4. Vérifiez qui détient les accès. Le compte propriétaire de l’espace de travail, les jetons d’API en circulation et leurs droits, les partages publics actifs. Beaucoup d’équipes découvrent à cette occasion qu’une interface client est ouverte en lecture à toute personne ayant le lien, ou qu’un jeton créé par un prestataire parti depuis longtemps a encore les pleins pouvoirs.
5. Testez une alternative sur une table de démo. Une heure suffit pour se faire un avis, et vous saurez vers quoi basculer le jour venu. Les candidats sérieux et leurs différences sont détaillés plus bas.
Faut-il quitter Airtable ? La réponse dépend de votre besoin
| La situation | Ce que je ferais |
|---|---|
| Base perso ou petit projet, plan gratuit | Rien du tout. On regarde passer. |
| PME, base structurante, plan Team ou Business | Les 5 réflexes ci-dessus. Sauvegarde en priorité. Pas de migration. |
| Gros chantier sur Airtable qui allait démarrer | Y aller, en gardant la logique métier en dehors des automatisations natives. |
| Budget serré, sensible à une hausse de 30 à 80 % | Chiffrer dès maintenant le coût d’une alternative auto-hébergée. Décider quand les tarifs bougent, pas avant. |
| Données sensibles, contrainte RGPD forte | Un bon prétexte pour poser la question de l’hébergement en Europe, qui se posait déjà avant ce rachat. |
Le point commun de toutes ces lignes : on prépare, on ne migre pas. Une migration de base de données coûte cher en temps et casse des choses en aval, donc elle mérite une raison chiffrée plutôt qu’une inquiétude. Attendez l’annonce des tarifs post-closing. Vous aurez une décision à prendre à ce moment-là, avec des chiffres réels sous les yeux.
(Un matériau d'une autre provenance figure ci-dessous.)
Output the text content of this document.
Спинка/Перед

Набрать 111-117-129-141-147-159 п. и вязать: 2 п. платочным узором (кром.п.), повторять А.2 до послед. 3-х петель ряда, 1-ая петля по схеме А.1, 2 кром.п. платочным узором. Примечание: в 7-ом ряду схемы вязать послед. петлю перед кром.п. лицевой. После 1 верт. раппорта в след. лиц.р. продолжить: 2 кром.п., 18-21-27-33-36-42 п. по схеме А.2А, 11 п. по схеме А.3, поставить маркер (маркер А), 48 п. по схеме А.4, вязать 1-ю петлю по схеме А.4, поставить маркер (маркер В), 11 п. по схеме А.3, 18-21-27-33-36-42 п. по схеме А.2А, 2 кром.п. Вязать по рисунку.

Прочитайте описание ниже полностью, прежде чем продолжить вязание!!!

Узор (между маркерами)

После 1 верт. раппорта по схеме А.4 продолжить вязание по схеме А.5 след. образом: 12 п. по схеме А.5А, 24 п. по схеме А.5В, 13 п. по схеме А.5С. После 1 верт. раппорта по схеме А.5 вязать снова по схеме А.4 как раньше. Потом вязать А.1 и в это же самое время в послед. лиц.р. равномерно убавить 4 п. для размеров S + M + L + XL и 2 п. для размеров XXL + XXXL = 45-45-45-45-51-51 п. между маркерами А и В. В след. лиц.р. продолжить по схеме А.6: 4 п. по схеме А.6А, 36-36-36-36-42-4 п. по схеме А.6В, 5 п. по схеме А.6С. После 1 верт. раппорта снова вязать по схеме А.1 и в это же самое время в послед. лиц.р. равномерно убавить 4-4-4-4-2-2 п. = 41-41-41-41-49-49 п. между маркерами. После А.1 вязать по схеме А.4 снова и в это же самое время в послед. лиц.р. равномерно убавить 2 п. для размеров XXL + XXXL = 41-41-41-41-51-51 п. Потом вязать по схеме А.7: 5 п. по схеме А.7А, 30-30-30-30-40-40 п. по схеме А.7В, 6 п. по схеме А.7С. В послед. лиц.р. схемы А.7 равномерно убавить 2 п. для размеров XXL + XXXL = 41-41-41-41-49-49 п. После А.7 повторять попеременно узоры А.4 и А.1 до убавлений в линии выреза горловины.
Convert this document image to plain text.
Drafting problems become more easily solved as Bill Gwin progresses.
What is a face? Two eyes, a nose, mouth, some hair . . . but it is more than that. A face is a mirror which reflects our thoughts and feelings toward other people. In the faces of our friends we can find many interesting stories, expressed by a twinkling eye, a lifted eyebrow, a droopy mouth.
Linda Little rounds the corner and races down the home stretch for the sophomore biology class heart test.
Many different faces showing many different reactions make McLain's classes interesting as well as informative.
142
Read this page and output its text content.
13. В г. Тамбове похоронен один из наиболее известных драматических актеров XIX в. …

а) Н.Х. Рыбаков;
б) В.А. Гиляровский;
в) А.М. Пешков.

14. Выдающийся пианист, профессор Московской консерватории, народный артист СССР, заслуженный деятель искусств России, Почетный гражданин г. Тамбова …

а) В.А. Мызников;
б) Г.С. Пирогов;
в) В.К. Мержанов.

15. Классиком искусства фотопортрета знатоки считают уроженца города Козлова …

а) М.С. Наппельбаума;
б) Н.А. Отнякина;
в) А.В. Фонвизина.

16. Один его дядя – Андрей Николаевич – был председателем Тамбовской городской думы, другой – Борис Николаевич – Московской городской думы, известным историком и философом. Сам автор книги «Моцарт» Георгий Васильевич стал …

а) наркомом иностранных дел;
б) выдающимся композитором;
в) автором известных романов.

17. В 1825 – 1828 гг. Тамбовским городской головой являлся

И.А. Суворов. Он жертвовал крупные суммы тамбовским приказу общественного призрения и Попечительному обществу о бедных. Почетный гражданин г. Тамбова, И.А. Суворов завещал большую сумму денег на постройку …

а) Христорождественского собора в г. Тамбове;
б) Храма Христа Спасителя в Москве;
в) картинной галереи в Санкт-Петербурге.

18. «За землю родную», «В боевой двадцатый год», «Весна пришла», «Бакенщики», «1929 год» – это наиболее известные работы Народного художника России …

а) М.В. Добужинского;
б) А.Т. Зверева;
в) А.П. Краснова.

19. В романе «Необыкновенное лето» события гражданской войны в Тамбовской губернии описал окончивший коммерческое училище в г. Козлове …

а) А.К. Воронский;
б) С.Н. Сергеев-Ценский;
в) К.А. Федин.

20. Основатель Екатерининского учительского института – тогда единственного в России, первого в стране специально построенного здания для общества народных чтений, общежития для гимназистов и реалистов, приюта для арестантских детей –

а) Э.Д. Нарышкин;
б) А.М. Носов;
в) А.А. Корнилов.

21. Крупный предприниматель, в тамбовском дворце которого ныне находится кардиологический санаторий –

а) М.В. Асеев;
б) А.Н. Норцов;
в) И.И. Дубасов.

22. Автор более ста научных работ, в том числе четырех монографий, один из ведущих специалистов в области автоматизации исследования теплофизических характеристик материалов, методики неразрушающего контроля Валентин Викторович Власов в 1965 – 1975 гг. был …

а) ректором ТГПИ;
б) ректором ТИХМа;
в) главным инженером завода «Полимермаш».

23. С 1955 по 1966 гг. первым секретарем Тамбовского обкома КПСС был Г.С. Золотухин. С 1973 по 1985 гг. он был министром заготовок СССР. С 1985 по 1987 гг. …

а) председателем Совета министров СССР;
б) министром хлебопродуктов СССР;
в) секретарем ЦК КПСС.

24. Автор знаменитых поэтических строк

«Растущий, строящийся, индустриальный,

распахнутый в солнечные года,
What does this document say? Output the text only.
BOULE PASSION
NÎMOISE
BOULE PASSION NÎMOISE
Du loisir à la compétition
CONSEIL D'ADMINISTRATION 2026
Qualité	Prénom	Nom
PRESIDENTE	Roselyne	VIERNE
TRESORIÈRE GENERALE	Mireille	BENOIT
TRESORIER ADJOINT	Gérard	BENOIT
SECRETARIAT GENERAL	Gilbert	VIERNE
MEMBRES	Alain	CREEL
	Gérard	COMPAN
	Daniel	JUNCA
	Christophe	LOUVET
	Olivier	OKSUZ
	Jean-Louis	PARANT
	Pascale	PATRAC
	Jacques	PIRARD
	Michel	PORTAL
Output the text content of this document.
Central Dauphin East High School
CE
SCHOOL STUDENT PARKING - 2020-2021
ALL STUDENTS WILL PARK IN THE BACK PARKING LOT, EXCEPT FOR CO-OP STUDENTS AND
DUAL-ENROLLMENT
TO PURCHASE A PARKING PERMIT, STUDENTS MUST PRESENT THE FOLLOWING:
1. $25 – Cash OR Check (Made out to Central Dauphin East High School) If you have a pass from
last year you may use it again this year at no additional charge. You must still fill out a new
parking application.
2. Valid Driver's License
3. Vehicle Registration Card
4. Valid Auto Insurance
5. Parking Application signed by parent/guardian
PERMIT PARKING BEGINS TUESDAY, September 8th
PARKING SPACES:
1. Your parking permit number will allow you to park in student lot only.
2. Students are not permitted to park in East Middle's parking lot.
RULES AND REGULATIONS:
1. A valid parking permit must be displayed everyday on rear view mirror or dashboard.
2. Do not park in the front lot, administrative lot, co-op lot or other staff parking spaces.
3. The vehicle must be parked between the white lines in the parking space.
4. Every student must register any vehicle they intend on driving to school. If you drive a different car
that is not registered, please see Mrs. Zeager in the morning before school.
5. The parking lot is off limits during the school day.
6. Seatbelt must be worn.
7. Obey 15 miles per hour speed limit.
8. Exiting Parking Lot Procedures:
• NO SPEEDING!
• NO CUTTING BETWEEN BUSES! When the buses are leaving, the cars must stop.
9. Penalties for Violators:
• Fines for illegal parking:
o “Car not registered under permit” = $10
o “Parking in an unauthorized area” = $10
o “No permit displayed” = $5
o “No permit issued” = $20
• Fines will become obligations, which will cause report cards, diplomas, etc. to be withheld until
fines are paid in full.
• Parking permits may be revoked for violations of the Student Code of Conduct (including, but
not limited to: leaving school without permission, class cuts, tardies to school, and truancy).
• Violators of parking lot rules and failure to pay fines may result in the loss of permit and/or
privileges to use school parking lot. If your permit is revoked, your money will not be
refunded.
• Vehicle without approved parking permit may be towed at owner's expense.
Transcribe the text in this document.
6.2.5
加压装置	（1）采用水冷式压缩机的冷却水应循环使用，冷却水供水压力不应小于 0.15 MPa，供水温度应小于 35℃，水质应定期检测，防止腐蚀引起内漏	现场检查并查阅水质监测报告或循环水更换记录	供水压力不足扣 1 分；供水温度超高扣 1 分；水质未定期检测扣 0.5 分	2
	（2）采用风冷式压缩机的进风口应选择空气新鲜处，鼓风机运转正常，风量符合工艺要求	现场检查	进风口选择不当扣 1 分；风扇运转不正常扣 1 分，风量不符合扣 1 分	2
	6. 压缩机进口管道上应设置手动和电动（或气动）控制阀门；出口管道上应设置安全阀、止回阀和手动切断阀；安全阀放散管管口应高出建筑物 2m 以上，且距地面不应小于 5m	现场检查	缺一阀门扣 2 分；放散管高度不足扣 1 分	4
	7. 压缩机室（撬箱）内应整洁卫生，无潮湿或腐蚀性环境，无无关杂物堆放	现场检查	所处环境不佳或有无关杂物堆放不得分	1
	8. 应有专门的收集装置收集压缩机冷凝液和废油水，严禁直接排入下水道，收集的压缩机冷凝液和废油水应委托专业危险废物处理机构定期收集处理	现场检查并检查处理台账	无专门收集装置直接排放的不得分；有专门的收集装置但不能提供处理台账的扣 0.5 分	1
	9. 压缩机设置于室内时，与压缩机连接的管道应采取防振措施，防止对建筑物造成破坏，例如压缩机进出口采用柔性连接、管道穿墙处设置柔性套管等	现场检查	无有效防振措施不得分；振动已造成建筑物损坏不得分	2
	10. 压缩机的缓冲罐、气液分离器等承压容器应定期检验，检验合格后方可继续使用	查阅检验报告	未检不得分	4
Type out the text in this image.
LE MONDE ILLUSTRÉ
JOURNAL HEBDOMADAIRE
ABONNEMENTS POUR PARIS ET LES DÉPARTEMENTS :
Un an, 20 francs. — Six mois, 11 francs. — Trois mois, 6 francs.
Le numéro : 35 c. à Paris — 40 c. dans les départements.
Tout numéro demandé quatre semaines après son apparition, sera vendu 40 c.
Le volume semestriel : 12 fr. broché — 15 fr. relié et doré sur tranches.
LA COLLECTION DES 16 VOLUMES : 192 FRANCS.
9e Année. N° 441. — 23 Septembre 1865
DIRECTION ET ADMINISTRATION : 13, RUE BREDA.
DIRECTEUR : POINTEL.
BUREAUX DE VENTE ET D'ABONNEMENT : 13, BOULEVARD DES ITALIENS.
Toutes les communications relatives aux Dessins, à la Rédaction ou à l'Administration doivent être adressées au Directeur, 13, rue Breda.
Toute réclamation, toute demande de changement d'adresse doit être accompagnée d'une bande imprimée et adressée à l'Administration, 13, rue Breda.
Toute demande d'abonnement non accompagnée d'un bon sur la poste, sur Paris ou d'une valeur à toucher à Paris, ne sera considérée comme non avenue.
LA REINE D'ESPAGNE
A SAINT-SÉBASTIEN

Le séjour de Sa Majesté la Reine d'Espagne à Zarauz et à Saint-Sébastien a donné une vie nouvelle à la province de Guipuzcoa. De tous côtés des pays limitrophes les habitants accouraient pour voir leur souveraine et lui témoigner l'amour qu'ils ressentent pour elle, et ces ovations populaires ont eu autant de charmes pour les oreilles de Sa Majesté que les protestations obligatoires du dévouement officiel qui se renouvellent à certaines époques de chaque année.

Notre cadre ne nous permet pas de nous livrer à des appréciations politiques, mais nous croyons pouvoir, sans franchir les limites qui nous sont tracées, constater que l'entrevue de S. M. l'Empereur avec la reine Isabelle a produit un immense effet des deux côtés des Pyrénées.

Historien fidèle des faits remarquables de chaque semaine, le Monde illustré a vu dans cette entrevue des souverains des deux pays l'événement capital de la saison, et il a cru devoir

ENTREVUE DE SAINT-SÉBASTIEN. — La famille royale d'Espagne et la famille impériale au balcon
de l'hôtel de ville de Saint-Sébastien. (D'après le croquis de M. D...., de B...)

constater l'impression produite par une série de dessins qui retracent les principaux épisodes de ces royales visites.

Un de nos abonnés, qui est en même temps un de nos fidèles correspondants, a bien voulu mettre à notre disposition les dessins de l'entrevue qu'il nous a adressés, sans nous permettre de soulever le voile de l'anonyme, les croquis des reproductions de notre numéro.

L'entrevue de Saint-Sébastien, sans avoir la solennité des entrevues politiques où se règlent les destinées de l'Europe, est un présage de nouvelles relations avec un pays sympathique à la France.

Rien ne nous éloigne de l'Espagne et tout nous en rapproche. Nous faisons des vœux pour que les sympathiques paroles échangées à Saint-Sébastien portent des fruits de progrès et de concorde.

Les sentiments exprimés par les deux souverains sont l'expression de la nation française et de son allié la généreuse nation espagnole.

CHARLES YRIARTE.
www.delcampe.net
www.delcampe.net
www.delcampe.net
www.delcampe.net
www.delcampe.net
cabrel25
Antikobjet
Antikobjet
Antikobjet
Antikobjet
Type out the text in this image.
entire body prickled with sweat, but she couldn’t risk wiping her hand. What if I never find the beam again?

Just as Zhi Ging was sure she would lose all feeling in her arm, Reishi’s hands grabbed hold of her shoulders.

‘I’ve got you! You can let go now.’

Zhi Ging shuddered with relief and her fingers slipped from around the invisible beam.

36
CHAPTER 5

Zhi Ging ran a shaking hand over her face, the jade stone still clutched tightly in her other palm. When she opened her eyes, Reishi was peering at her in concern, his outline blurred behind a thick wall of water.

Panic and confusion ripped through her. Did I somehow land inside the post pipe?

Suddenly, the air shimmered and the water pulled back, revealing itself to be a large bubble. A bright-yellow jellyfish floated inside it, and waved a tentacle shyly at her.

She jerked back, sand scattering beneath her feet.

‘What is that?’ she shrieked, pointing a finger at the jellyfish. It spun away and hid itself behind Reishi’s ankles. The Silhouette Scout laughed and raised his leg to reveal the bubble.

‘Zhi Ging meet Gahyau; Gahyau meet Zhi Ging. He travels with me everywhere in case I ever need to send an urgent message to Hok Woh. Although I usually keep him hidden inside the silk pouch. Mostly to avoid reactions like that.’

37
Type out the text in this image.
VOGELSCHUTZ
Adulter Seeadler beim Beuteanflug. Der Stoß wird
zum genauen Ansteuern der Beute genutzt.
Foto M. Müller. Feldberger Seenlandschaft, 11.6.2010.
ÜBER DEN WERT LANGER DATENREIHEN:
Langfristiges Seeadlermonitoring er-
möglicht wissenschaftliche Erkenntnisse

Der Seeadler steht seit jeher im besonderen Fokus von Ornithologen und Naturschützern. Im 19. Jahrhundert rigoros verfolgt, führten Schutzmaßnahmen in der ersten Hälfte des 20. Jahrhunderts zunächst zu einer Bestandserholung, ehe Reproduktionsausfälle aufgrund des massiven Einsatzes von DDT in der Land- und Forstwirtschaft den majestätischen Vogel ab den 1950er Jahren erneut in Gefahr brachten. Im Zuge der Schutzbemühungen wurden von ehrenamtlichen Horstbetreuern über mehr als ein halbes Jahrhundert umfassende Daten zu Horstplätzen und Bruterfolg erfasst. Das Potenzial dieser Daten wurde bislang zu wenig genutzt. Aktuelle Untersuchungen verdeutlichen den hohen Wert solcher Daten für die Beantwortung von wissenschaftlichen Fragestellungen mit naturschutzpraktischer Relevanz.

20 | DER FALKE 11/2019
Les meilleures alternatives à Airtable en 2026
Le marché des bases no-code s’est bien rempli depuis 2021, et quatre options tiennent aujourd’hui la comparaison.
| Outil | Modèle | Le point fort | La limite à connaître |
|---|---|---|---|
| Airtable | SaaS, Team à 20 $/éditeur/mois | Interfaces, rollups, écosystème mûr | Dépendance à un éditeur qui change de mains |
| Baserow | Open source, cloud dès 5 €/user/mois ou auto-hébergé | Le plus proche d’Airtable, hébergement en Europe ou chez vous | Interfaces moins riches, écosystème plus jeune |
| Notion | SaaS, souvent déjà payé dans l’équipe | Zéro outil de plus, adoption immédiate | API à ~3 requêtes/s, relations et rollups moins profonds |
| NocoDB | Source-available, auto-hébergé | Se pose sur une base SQL existante | Licence non OSI, usage revendu = licence commerciale |
| Teable | Open source AGPL, auto-hébergé | PostgreSQL natif, très bon sur les gros volumes | PostgreSQL obligatoire, projet jeune |
Un critère mérite d’être regardé avant les fonctionnalités : la qualité de l’API et des intégrations disponibles. C’est ce qui détermine si les outils branchés sur votre base actuelle pourront se rebrancher ailleurs sans réécriture.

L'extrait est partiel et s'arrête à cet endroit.